How much are inventors responsible for the aftermath of their
creations? I’m sure that William Winchester inventing his rifle could not have
imagined the AK 47’s gunning down innocent children in school or the rise of
the NRA. That whoever made the first explosives would be aghast at the latest
news from Pakistan or Brussels. That Philo T. Farnsworth working in his Green
St. laboratory in San Francisco to create television could never have dreamed
about Fox News, the shopping channel or Reality TV.
What would Henry Ford have thought if he shared the taxi with me
in Bangkok or Manila or Singapore? Spent an hour and a half traveling a few
short miles in bumper-to-bumper traffic at 10 o’clock at night? Would he have
thought twice if he could have known about an endangered ozone layer looking
like Swiss cheese from stalled traffic with air conditioners blaring? Would he
have wondered about the stress and anxiety of 24/7 traffic-snarled- streets and
just opted to keep the status quo of horse and buggies? Or invested in
bicycles?
It’s true that Mr. Ford is responsible for some great pleasures.
Making out in the back seat in Lover’s Lane or the Drive-in Movie, visiting
grandma and grandpa out on Long Island and the exhilarating freedom of the
Kerouackian “Road Trip!” It would be hard to lose one’s virginity on the back
of a horse and the wagon train bumpy road trip was certainly more grueling than
fun. But were those few pleasures worth the price?

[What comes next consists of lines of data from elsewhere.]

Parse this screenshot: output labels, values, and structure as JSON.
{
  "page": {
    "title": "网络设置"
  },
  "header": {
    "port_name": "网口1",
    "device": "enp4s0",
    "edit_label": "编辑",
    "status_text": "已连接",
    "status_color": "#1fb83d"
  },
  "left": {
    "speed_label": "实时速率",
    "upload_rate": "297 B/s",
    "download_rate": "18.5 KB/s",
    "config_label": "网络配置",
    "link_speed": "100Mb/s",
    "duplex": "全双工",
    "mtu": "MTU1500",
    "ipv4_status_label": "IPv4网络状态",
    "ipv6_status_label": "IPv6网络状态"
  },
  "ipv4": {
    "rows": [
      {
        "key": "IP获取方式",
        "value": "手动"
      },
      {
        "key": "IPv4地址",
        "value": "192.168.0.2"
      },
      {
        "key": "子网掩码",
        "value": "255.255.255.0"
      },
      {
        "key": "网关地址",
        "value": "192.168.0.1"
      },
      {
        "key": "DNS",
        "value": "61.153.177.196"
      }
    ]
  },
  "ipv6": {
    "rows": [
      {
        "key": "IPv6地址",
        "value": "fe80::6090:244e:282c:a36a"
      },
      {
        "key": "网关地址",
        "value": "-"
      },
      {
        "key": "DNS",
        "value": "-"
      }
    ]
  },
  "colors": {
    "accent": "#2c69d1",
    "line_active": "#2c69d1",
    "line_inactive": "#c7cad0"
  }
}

American culture has long been arrogant about our standard of living,
pitying those poor Europeans riding in trains, those hundreds of thousands of
Chinese riding bicycles or those nomads on camels or horses. “If only the rest
of the world could live like us” was our strange notion of progress and in a
short 30 years or so, it has become true with a vengeance. So many of the Asian
cities I’ve visited are choked day and night with traffic. (Tokyo, with its
amazing subway system, a bit of an exception.) It’s bad enough the sheer
numbers of cars and the effect of gas guzzling, but it all gets multiplied
geometrically when it takes a gallon of gas to move a half-mile down the road.
With air conditioning on. With rush hour at all hours. If Americans have cars, then all the world should have them. Yet cars times seven billion
is a bad ecological and human health equation. To put it mildly.
Henry Ford, what hast thou wrought?!